Gezi/ Haziran direnişi ile, kendi değerlerini norm kabul eden bir Türkiye’yi -Erdoğan’ın Türkiye’sini- kuramayacağını sezen (anlayan değil) Erdoğan, Türk Bayrağını adeta kendi özel simgesi gibi kullanarak hızla Türkiye ile özdeşleşme -Türkiye’nin Erdoğanı- stratejisine yönelmiştir. Erdoğan’ın yetiştiği sokaklarda buna “arkaya dolanarak puan alma” denir ki, bu stratejide 2015 Haziran seçimlerinden sonraki hemen her şey lehine işlemiştir. HDP’nin seçim başarısı kazanan çizgisi hatırlansın; HDP Türkiye ile Erdoğan’ı (dolayısıyla AKP’yi) ayırıyor, Türkiye ile birleşme iradesi sergilerken, Erdoğan’ı hedefe yatırıyordu. Temmuz 2015’le birlikte gündeme gelen hendekler ve öz savunma eylemleri ise ardında bıraktığı trajedilerin yanı sıra Erdoğan ve Türkiye özdeşliğini güçlendiren etkisiyle de değerlendirilmelidir. PKK sistematik bir şekilde bu özdeşliği güçlendirecek bir çizgi izledi; izlemeye de devam edecek görünüyor. Nedeni çok açık; Türkiye Erdoğan’la ne kadar özdeşleşirse, PKK bölgede o kadar geniş bir siyasi manevra esnekliği kazanıyor. Ne var ki özdeşlik güçlendikçe Türkiye kırılganlaşıyor!

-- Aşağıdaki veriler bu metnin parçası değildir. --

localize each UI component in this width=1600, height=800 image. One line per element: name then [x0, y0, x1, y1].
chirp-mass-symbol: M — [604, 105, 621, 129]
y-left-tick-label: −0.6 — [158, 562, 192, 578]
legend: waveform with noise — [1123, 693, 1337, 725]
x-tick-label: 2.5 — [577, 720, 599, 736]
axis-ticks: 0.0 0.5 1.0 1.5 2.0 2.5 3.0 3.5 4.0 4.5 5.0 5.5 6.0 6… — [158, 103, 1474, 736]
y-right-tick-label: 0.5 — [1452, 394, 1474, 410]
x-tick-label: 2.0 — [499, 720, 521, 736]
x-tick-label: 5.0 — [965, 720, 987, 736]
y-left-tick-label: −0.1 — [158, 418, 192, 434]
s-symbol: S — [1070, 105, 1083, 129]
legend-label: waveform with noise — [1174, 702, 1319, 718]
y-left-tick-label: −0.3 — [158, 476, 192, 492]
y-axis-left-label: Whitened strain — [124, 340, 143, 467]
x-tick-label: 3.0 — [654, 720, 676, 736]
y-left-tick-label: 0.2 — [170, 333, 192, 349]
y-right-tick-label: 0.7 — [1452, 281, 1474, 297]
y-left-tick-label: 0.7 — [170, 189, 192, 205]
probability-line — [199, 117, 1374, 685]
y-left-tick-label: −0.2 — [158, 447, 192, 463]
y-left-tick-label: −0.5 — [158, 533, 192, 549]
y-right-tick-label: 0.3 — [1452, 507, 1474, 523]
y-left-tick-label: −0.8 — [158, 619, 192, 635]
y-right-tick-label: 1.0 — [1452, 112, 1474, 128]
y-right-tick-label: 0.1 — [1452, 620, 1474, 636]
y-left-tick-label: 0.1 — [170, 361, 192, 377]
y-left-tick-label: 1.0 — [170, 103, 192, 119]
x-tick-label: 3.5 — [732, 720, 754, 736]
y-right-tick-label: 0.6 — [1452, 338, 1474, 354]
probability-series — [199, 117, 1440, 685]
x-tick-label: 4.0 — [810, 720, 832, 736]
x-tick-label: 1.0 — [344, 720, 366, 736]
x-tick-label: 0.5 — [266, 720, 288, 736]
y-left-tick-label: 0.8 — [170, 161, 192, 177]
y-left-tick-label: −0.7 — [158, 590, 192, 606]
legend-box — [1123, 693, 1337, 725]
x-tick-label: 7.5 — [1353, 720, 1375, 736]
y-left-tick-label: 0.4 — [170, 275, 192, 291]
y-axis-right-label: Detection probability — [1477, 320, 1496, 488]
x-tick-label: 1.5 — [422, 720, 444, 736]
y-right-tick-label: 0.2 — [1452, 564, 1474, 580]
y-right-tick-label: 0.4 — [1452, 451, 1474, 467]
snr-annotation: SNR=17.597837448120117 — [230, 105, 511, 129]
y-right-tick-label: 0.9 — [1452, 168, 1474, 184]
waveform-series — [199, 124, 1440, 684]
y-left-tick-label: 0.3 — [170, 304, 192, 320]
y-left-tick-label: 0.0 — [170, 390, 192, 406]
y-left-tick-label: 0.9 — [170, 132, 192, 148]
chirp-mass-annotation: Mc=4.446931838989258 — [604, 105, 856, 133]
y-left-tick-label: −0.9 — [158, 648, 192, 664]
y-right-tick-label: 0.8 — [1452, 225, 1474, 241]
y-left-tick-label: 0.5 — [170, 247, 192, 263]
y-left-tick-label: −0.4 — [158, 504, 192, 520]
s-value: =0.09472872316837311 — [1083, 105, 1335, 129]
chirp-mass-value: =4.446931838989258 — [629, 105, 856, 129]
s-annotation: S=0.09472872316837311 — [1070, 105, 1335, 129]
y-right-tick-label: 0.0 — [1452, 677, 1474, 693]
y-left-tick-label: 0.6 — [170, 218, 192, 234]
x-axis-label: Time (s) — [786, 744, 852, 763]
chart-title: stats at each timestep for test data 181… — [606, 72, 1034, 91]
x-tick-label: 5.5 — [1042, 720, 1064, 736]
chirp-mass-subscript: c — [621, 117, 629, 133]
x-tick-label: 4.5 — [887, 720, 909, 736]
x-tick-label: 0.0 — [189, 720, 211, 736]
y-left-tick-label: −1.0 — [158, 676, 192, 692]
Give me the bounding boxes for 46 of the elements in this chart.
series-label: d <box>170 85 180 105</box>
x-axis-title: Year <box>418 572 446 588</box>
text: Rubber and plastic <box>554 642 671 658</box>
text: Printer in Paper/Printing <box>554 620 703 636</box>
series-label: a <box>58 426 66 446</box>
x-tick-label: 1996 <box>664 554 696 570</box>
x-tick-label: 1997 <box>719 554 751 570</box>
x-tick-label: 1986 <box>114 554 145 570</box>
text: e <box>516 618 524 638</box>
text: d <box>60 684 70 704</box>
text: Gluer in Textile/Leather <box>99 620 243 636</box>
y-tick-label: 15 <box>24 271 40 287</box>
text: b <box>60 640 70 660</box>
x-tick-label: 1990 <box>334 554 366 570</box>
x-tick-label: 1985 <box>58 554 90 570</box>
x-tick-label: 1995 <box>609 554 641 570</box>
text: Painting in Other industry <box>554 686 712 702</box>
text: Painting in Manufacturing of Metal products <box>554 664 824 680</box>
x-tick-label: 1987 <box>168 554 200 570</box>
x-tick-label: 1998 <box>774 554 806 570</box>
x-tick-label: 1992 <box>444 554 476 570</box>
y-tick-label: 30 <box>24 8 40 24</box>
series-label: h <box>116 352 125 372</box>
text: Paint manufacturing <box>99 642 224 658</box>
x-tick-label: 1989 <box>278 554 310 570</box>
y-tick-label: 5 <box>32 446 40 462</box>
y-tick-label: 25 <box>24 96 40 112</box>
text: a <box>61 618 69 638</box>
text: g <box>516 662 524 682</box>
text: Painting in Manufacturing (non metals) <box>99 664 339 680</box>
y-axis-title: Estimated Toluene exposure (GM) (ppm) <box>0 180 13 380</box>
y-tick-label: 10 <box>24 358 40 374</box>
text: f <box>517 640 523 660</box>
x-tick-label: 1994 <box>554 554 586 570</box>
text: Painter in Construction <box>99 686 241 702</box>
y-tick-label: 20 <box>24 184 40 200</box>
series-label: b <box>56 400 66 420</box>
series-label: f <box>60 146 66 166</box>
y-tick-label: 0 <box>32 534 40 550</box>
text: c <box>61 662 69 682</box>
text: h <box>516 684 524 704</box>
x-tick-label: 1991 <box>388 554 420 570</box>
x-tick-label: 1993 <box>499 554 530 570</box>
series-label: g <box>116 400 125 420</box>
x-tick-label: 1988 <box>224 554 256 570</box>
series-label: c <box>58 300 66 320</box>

Taktik esneklikle gidilecek yer, Rubin gibilerin üzerinde çalıştıkları patikalara benzeyecek ise, İhvancı yönetici kastın zaten başka çıkışı yok; ırkçı payandalarını da peşlerine takarak böyle bir olasılığa doğru koşturacakları çok açık. Şimdilik bu noktada Erdoğan’ın Türkiyesi özdeşliğine fazla bel bağlanmaması gerektiğini belirtmek isterim. Türkiye gibi bir ülkeyi kendi “paltosundan çıkartacak” en son özne, bugünkü İhvancı kast olabilir. Başkanlık referandumu öncesinde herkesin hatırlamasında fayda vardır ki, Türkiye Erdoğan’dan büyüktür!